From Pixels to Tensors, Part 1: 2D Rendering Baselines
June 07, 2026 [hardware-architecture] #2d-rendering #nes-ppu #font-rasterization #linux-drm #x11 #pixels-to-tensorsI started this series because I wanted to understand how ML compiler stacks built on MLIR actually work — not just the API surface, but why they are shaped the way they are. The trail goes back to GPU architecture, to the 3D pipeline, to the fixed-function hardware that preceded it.
This is that backward journey. It starts at 2D rendering — font rasterization, geometry primitives, the NES PPU — because that is where per-pixel parallelism first became a hardware design constraint. Every abstraction in modern GPU programming, and eventually in MLIR's compilation model, is a response to problems that showed up here first.
The series runs: 2D rendering → 3D GPU pipeline → GPGPU → deep learning → MLIR.
2D Rendering
2D Rendering Baselines: Font Rasterization
The rendering pipeline converts character streams (ASCII, Unicode) into pixel bitmaps.

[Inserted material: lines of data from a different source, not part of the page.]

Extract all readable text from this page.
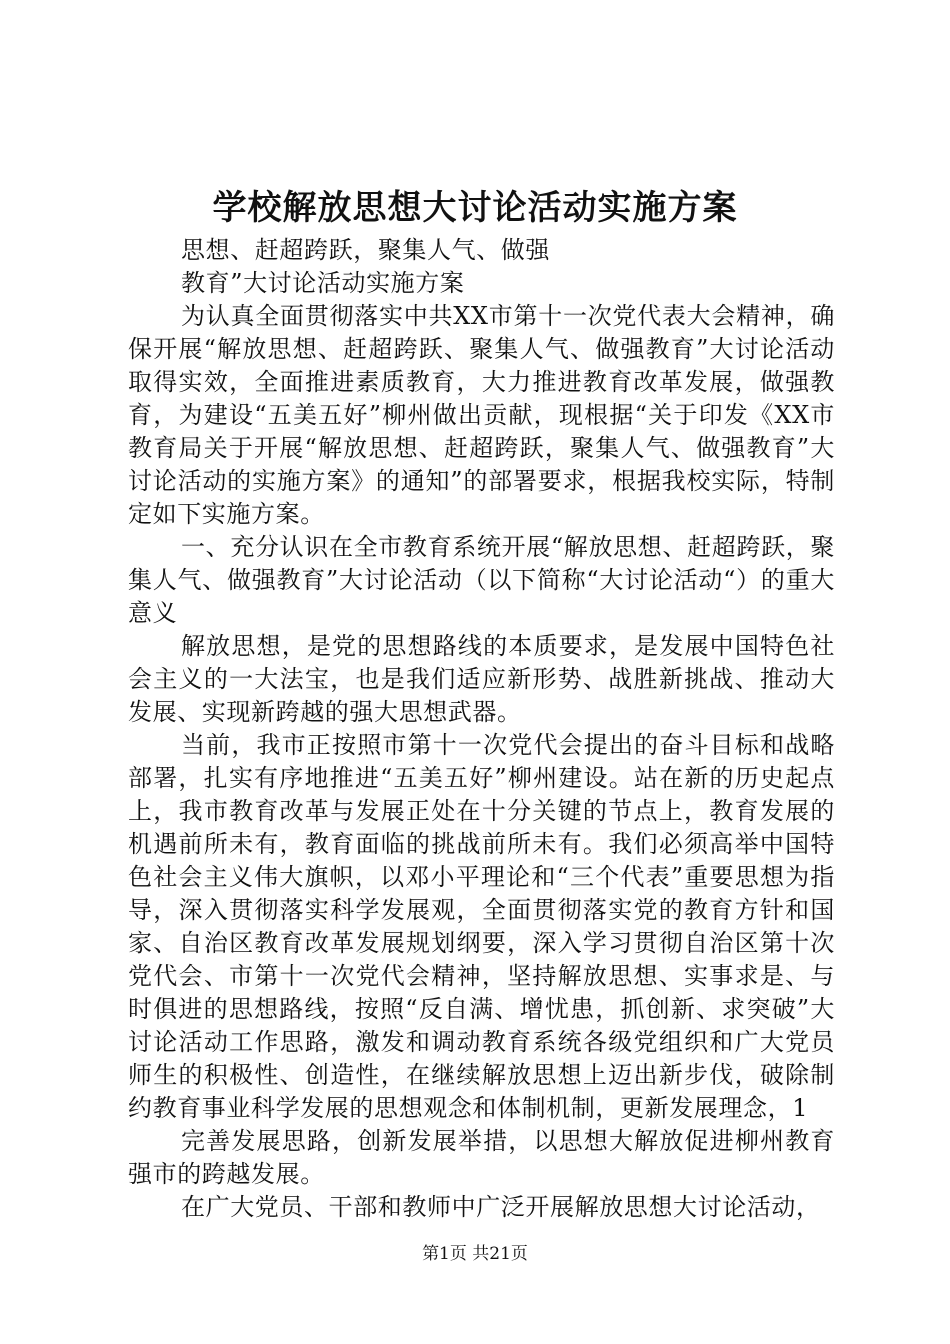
学校解放思想大讨论活动实施方案

思想、赶超跨跃，聚集人气、做强

教育”大讨论活动实施方案

为认真全面贯彻落实中共XX市第十一次党代表大会精神，确保开展“解放思想、赶超跨跃、聚集人气、做强教育”大讨论活动取得实效，全面推进素质教育，大力推进教育改革发展，做强教育，为建设“五美五好”柳州做出贡献，现根据“关于印发《XX市教育局关于开展“解放思想、赶超跨跃，聚集人气、做强教育”大讨论活动的实施方案》的通知”的部署要求，根据我校实际，特制定如下实施方案。

一、充分认识在全市教育系统开展“解放思想、赶超跨跃，聚集人气、做强教育”大讨论活动（以下简称“大讨论活动“）的重大意义

解放思想，是党的思想路线的本质要求，是发展中国特色社会主义的一大法宝，也是我们适应新形势、战胜新挑战、推动大发展、实现新跨越的强大思想武器。

当前，我市正按照市第十一次党代会提出的奋斗目标和战略部署，扎实有序地推进“五美五好”柳州建设。站在新的历史起点上，我市教育改革与发展正处在十分关键的节点上，教育发展的机遇前所未有，教育面临的挑战前所未有。我们必须高举中国特色社会主义伟大旗帜，以邓小平理论和“三个代表”重要思想为指导，深入贯彻落实科学发展观，全面贯彻落实党的教育方针和国家、自治区教育改革发展规划纲要，深入学习贯彻自治区第十次党代会、市第十一次党代会精神，坚持解放思想、实事求是、与时俱进的思想路线，按照“反自满、增忧患，抓创新、求突破”大讨论活动工作思路，激发和调动教育系统各级党组织和广大党员师生的积极性、创造性，在继续解放思想上迈出新步伐，破除制约教育事业科学发展的思想观念和体制机制，更新发展理念，1

完善发展思路，创新发展举措，以思想大解放促进柳州教育强市的跨越发展。

在广大党员、干部和教师中广泛开展解放思想大讨论活动，

第1页 共21页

Two encoding formats determine the conversion mechanism:
- Bitmap fonts: each character is stored as a fixed grid of pixels. Fast to draw, but looks blurry when scaled.
- Vector fonts (TrueType
.ttf/ OpenType.otf): each character is stored as a set of curves (Bézier curves). The renderer rasterizes them at whatever size is needed. This is what every modern OS uses.
When entering a character in a terminal, the pipeline looks roughly like this:
Keypress
│
▼
Character code (e.g. ASCII 'A' = 65)
│
▼
Font engine (FreeType, Core Text...)
→ looks up the glyph outline from the .ttf file
→ rasterizes it into a glyph bitmap in temporary memory
│
▼
Application composites glyph bitmap into framebuffer
→ CPU copies pixel values from glyph bitmap to the correct
position in the framebuffer (with alpha blending if needed)
│
▼
Framebuffer (memory-mapped display memory)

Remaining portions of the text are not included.